Pages

Saturday, April 27, 2013

The Banana Theory of Gorillas



Darwin was right about human beings, as the descendants of gorillas. What he failed to predict was, that, some of the stubborn genes are so resilient like a bacteria, that no mutation can improve them. And unfortunately the tropical climate of India is a favourable host for those genes and help in maintaining the heredity, generations after generations.

Let us understand this through a small experiment.

Bring together a small number of gorillas. Let’s say twenty. Now, throw ten bananas at them. What will they do? They will fight over the bananas. This is understandable. There can be a reasonable hypothesis for that. There is struggle for existence, physiological needs, survival of the fittest blah blah.
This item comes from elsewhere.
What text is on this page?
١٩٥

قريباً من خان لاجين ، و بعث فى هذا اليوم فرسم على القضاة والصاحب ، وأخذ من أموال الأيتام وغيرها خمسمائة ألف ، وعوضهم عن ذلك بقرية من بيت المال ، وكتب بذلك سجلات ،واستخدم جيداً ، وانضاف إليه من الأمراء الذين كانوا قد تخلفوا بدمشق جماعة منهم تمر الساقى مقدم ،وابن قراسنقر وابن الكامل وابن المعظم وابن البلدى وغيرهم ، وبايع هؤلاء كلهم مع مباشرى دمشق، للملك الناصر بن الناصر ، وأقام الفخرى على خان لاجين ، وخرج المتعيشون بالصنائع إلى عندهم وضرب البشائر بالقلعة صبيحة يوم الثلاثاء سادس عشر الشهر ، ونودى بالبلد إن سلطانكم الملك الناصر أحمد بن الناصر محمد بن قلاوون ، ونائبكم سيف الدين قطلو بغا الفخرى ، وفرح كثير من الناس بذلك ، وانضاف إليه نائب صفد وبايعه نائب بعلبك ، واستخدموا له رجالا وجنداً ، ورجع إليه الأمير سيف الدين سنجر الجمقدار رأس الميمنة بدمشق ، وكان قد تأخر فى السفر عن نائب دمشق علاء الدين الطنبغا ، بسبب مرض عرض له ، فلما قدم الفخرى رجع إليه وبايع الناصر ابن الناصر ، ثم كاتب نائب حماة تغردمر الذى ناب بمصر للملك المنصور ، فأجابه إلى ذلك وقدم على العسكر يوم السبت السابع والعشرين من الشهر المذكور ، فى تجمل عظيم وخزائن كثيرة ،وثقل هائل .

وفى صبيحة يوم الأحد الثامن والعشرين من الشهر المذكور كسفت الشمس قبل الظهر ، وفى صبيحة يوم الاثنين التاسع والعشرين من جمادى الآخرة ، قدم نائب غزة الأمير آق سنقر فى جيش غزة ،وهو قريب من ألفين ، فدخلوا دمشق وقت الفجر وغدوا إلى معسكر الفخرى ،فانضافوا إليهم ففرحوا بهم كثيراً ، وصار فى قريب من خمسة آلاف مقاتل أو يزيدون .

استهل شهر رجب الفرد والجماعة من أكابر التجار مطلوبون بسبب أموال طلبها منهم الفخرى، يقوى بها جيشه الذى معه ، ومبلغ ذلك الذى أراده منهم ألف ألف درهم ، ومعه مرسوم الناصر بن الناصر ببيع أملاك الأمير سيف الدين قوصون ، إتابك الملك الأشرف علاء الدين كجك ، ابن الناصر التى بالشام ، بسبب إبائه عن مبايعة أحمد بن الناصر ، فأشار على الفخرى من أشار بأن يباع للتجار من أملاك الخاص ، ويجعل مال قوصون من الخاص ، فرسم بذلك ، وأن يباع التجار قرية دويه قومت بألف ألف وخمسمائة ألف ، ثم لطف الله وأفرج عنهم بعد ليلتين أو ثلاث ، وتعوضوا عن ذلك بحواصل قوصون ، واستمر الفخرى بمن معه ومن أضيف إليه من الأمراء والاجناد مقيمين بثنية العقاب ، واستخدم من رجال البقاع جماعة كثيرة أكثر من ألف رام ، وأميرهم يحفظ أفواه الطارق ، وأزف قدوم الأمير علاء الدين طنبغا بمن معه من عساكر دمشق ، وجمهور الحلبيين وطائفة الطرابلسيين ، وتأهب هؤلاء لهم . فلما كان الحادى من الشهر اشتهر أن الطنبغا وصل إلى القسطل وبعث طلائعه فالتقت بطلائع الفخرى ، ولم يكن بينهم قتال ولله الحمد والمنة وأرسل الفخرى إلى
Now, bring the same twenty gorillas together. And throw ten million bananas at them. What will they do? Each gorilla will eat a stomach full peacefully and preserve the rest for future? Obviously not. They will still fight over the bananas, eat a small number and spoil the rest rendering them waste. Now, how do we reason that? Are the gorillas psychopaths? Possibly not. Perhaps it’s their basic nature to fight without a valid reason. It’s there in their genes, to fight unnecessarily.

Whatever is happening around us is not much different from the hypothesis, I call ‘The Banana Theory of Gorillas’. God made this beautiful world and more specifically this incredible country, with sufficient resources for the peaceful survival of the entire mankind. There has never been any dearth of resources in here, be it natural or intellectual (or may be pseudo-intellectual). We could easily be energy sufficient by now, given the number of rivers in our country. We could have left polio in the twentieth century with the amount of money we have spent there. We could possibly be earthquake resistant by a large margin with the intelligence available in the country. We could have been an ideal country (or a planet) where people use the resources just enough for their needs and pass on the rest for others.

Instead, we are fighting over practically everything that we can think of. Power, money, women, food, energy and the silliest of them all, religion. People from a different part of this world thought, we were a country of ‘Snake Charmers’. Inferring from what I experience all around, I see, we are even worse. 'A band of gorillas'.